Avec ce projet de loi de finances rectificative, nous parons donc au plus pressé, en garantissant tous les prêts consentis aux entreprises par des établissements de crédit pour un encours total de 300 milliards ; en rendant cette garantie automatique pour l'essentiel de nos entreprises – je pense, en particulier, aux plus petites d'entre elles – ; en ouvrant au bénéfice des secteurs les plus touchés par la crise – tourisme, hôtellerie, restauration, culture – un fonds de solidarité doté de 1 milliard d'euros, en prenant en charge le chômage partiel des salariés à un niveau dont, M. le ministre l'a rappelé, nous n'avons pas à rougir en Europe. Cela s'ajoute à 35 milliards de mesures de trésorerie, comme l'a indiqué M. Darmanin, sous forme de suspension d'impôts et de cotisations sociales, et qui sait, peut-être même plus tard, d'annulation.
L'urgence est, en effet, de permettre à nos entreprises de constituer non pas un trésor de guerre mais une trésorerie de résistance. En effet, il ne peut être question que de résistance. Nous ignorons encore l'étendue et la durée de la crise économique inédite que nous vivons. Dans les prochains jours, les prochaines semaines, voire même les prochaines heures, nous continuerons à faire remonter au Gouvernement l'ensemble des problèmes qui se posent selon les lieux, les secteurs, les types d'entreprise. Mais prétendre que nous pourrons tous les résoudre en une seule fois serait, vous le savez, parfaitement illusoire.
Les 45 milliards d'euros apportés aujourd'hui sont, je le dis avec force, une première réponse à l'urgence, mais certainement pas la dernière.
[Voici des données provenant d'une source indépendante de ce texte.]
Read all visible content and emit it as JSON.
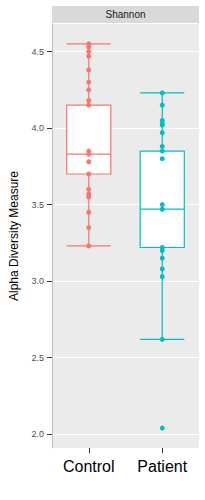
{
  "chart_data": {
    "type": "box",
    "title": "Shannon",
    "y_label": "Alpha Diversity Measure",
    "categories": [
      "Control",
      "Patient"
    ],
    "colors": [
      "#F8766D",
      "#00BFC4"
    ],
    "box_stats": [
      [
        3.23,
        3.7,
        3.83,
        4.15,
        4.55
      ],
      [
        2.62,
        3.22,
        3.47,
        3.85,
        4.23
      ]
    ],
    "points": [
      [
        4.55,
        4.53,
        4.5,
        4.47,
        4.38,
        4.3,
        4.25,
        4.18,
        4.15,
        3.85,
        3.83,
        3.78,
        3.7,
        3.6,
        3.57,
        3.55,
        3.45,
        3.35,
        3.23
      ],
      [
        4.23,
        4.15,
        4.05,
        4.03,
        4.02,
        3.97,
        3.88,
        3.85,
        3.8,
        3.5,
        3.47,
        3.22,
        3.2,
        3.15,
        3.08,
        3.03,
        2.62,
        2.04
      ]
    ],
    "ylim": [
      1.91,
      4.68
    ],
    "yticks": [
      {
        "value": 2,
        "label": "2.0"
      },
      {
        "value": 2.5,
        "label": "2.5"
      },
      {
        "value": 3,
        "label": "3.0"
      },
      {
        "value": 3.5,
        "label": "3.5"
      },
      {
        "value": 4,
        "label": "4.0"
      },
      {
        "value": 4.5,
        "label": "4.5"
      }
    ],
    "grid": true
  }
}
Au fur et à mesure que la crise se précise, nous préciserons aussi nos efforts.
L'urgence, c'est d'éviter l'asphyxie de notre économie, mais cela ne signifie pas que nous ne devrons pas ensuite panser ses blessures, qui, pour plus spécifiques qu'elles soient, demeureront néanmoins très dangereuses.
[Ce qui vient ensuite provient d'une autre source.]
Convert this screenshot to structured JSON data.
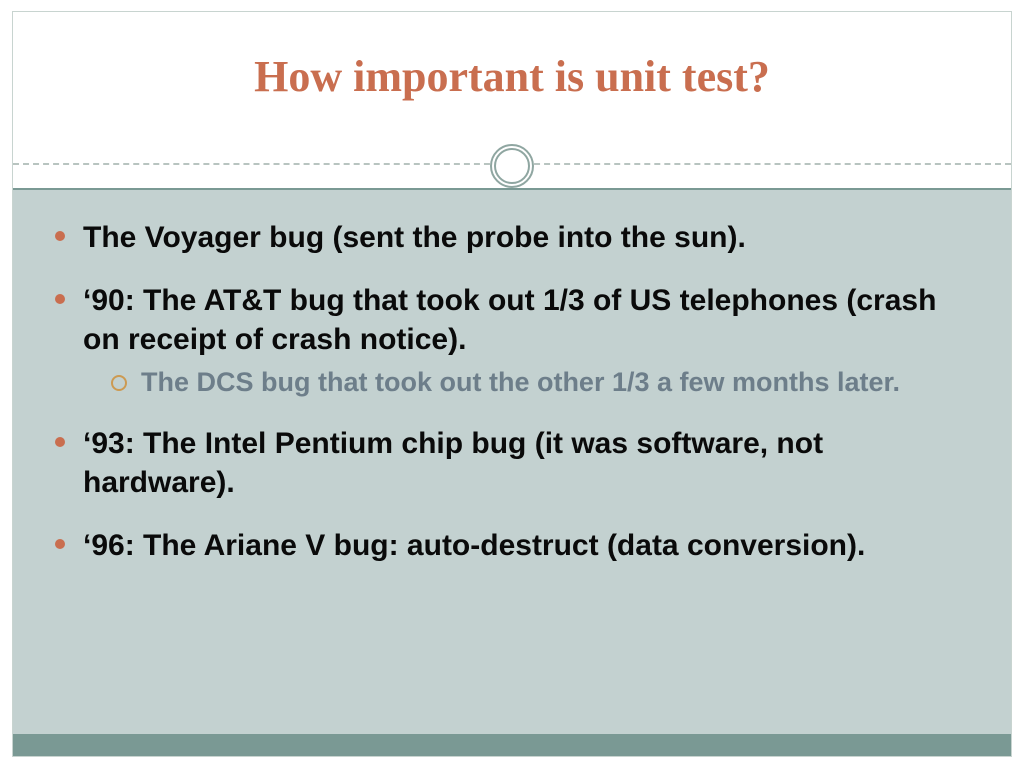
{
  "slide": {
    "title": "How important is unit test?",
    "title_color": "#c96e4f",
    "title_font": "Georgia",
    "title_fontsize": 44,
    "background_color": "#ffffff",
    "body_background": "#c3d1d0",
    "footer_bar_color": "#7a9994",
    "divider_ring_color": "#8fa6a1",
    "bullets": [
      {
        "text": "The Voyager bug (sent the probe into the sun).",
        "sub": []
      },
      {
        "text": "‘90: The AT&T bug that took out 1/3 of US telephones (crash on receipt of crash notice).",
        "sub": [
          {
            "text": "The DCS bug that took out the other 1/3 a few months later."
          }
        ]
      },
      {
        "text": "‘93: The Intel Pentium chip bug (it was software, not hardware).",
        "sub": []
      },
      {
        "text": "‘96: The Ariane V bug: auto-destruct (data conversion).",
        "sub": []
      }
    ],
    "bullet_color_lvl1": "#c96e4f",
    "bullet_text_color_lvl1": "#0a0a0a",
    "bullet_fontsize_lvl1": 30,
    "bullet_color_lvl2": "#cc9a52",
    "bullet_text_color_lvl2": "#6d7e8a",
    "bullet_fontsize_lvl2": 27
  }
}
Sauver des vies comme sauver l'économie, ce sont des enjeux de très court terme. Mais, d'autres l'ont dit avant moi sur d'autres bancs, cela ne doit pas nous empêcher de penser à plus long terme et de raisonner en termes structurels et non plus seulement conjoncturels.
C'est ainsi que pour donner le maximum d'agilité au Gouvernement et assurer au législateur un contrôle affiné des conséquences financières de la gestion de crise, le choix a été faut de deux créer de nouveaux programmes au sein d'une mission, lesquels deviendront les deux principaux outils de cette gestion.
En effet, ce texte ne devrait pas ouvrir un débat. Personne à ma connaissance ne remet d'ailleurs en cause le bien-fondé des mesures qu'il comporte. Plutôt que d'ouvrir le débat, il faut lancer le combat – celui-ci demandera peut-être plus de deux mois, il coûtera peut-être plus de 45 milliards mais il nous imposera, quoi qu'il en soit, de rester mobilisés.
Le Président de la République l'a dit, nous sommes en guerre. Cette guerre est une guerre de tranchées pour notre système sanitaire et pour la population, aujourd'hui condamnée au confinement, mais cette guerre doit être une guerre de mouvement pour nos entreprises et notre économie, parce que, pour elles, le confinement serait synonyme de mort subite.